Over the past decade, global investment in edtech has soared to new heights. The urgent need to educate children at home created by COVID-19 lockdowns turbocharged already existing momentum, and analysts now expect edtech expenditure to reach an eye-watering $300 billion globally this year.
But the sudden reliance on edtech during global free robux no verifications school closures also painfully exposed some of its current weaknesses. Teachers often found it hard to monitor attendance and assess students’ understanding: one study found that the impact of the pandemic left students on average five months behind in mathematics and four months behind in reading by the end of the school year. A joint report by UNESCO, UNICEF and the World Bank stated that the share of children in lower- and middle-income countries who are living in “learning poverty” (a lack of basic literacy by age 10) was over 50 percent before the pandemic and could rise to up to 70 percent, due to school closures and the relative ineffectiveness of current remote learning models.
These issues should be addressed urgently to stop undermining edtech’s vast potential to improve learning—whether in day-to-day school settings, or during humanitarian emergencies, such as the one unfolding in Ukraine. In schools, teachers deploying edtech could be freed up from routine tasks such as grading papers, which technology could do automatically, allowing teachers more time to focus on the creative and interpersonal aspects of teaching students.
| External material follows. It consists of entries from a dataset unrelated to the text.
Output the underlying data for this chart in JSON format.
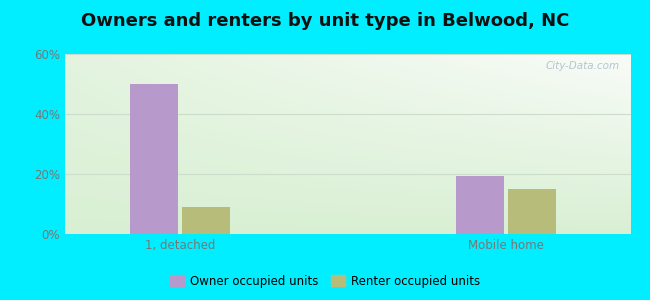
{
  "title": "Owners and renters by unit type in Belwood, NC",
  "categories": [
    "1, detached",
    "Mobile home"
  ],
  "series": [
    {
      "name": "Owner occupied units",
      "values": [
        50,
        19.5
      ],
      "color": "#b899cc"
    },
    {
      "name": "Renter occupied units",
      "values": [
        9,
        15
      ],
      "color": "#b8bc7a"
    }
  ],
  "ylim": [
    0,
    60
  ],
  "yticks": [
    0,
    20,
    40,
    60
  ],
  "yticklabels": [
    "0%",
    "20%",
    "40%",
    "60%"
  ],
  "bar_width": 0.25,
  "outer_background": "#00eeff",
  "grid_color": "#ccddcc",
  "title_fontsize": 13,
  "watermark": "City-Data.com",
  "tick_color": "#777777"
}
It also has the potential to bring quality education to remote areas of the world, helping to address critical problems, such as illiteracy (a World Bank study showed literacy improvements within days when quality edtech is employed).
Perhaps most critically, edtech also has potential to provide children with a personalized learning experience tailored to their own context, interests, and abilities—something that a new UNESCO report calls a human right. Indeed, AI-driven edtech is particularly suited to personalize learning because it can monitor a child’s responses to educational material, analyze their strengths and alter its approach in real time.
So why has edtech so far largely failed to deliver on its vast potential? A key challenge is the fact that robust scientific evidence does not presently play an integral part in how most edtech products are designed, deployed and evaluated.